Malheureux, ton courage te perdra ; et tu n’as pitié ni de ton fils enfant, ni de moi, misérable, qui serai bientôt ta veuve, car les Akhaiens te tueront en se ruant tous contre toi. Il vaudrait mieux pour moi, après t’avoir perdu, subir la sépulture, car rien ne me consolera quand tu auras accompli ta destinée, et il ne me restera que mes douleurs. Je n’ai plus ni mon père ni ma mère vénérable. Le divin Akhilleus tua mon père, quand il saccagea la ville populeuse des Kilikiens, Thèbè aux portes hautes. Il tua Eétiôn, mais il ne le dépouilla point, par un respect pieux. Il le brûla avec ses belles armes et il lui éleva un tombeau, et les Nymphes Orestiades, filles de Zeus tempétueux, plantèrent des ormes autour. J’avais sept frères dans nos demeures ; et tous descendirent en un jour chez Aidés, car le divin Akhilleus aux pieds rapides les tua tous, auprès de leurs boeufs aux pieds lents et de leurs blanches brebis. Et il emmena, avec les autres dépouilles, ma mère qui régnait sous le Plakos planté d’arbres, et il l’affranchit bientôt pour une grande rançon ; mais Artémis qui se réjouit de ses flèches la perça dans nos demeures.

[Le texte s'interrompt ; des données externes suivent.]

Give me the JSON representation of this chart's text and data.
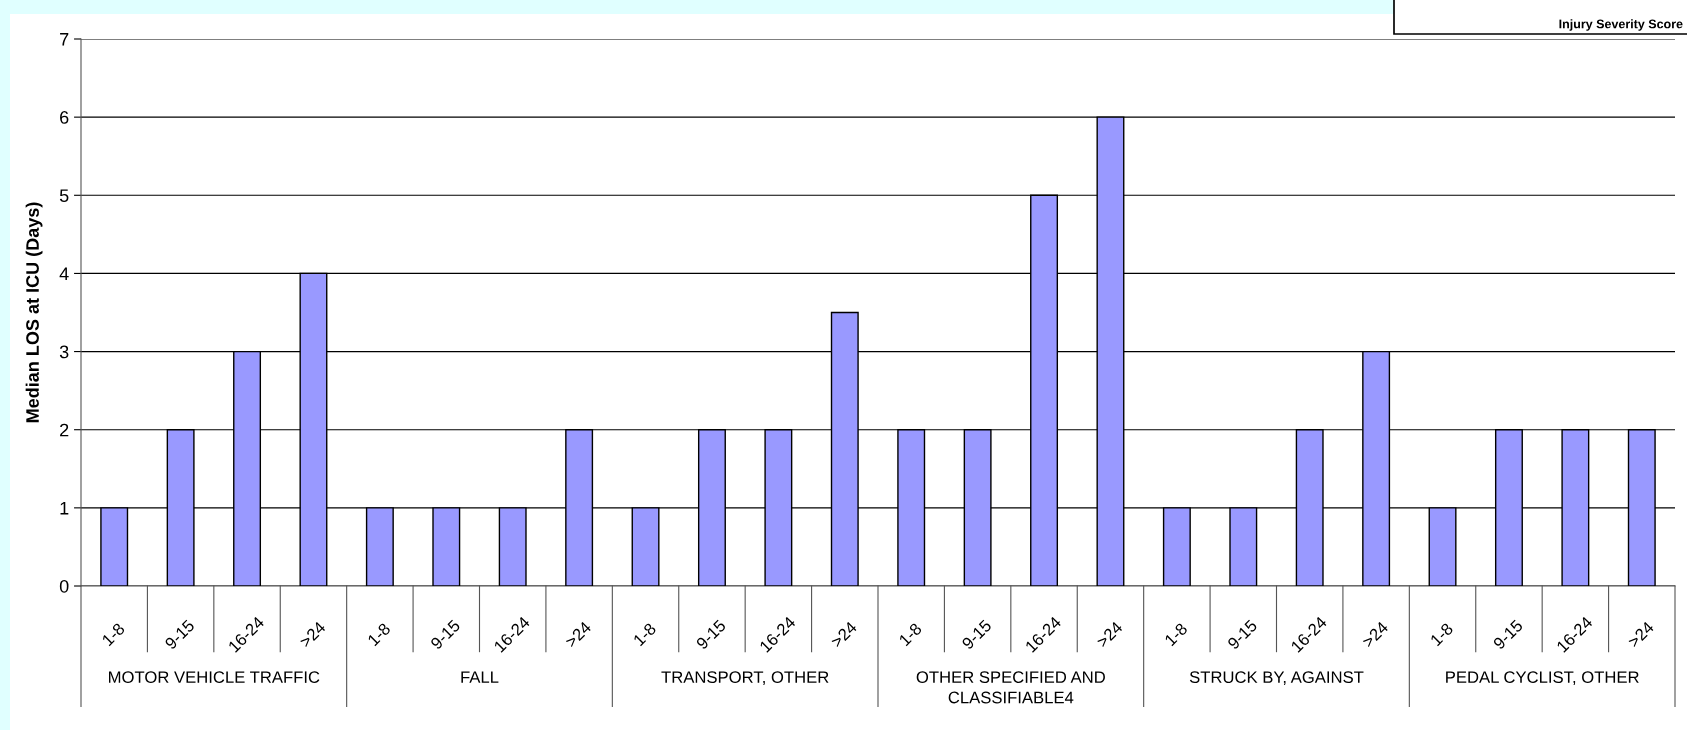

Hektôr ! Tu es pour moi un père, une mère vénérable, un frère et un époux plein de jeunesse ! Aie pitié ! Reste sur cette tour ; ne fais point ton fils orphelin et ta femme veuve. Réunis l’armée auprès de ce figuier sauvage où l’accès de la Ville est le plus facile. Déjà, trois fois, les plus courageux des Akhaiens ont tenté cet assaut, les deux Aias, l’illustre Idoméneus, les Atréides et le brave fils de Tydeus, soit par le conseil d’un divinateur, soit par le seul élan de leur courage.

Texte: L’Iliade d’Homère, Chant 6 [extrait]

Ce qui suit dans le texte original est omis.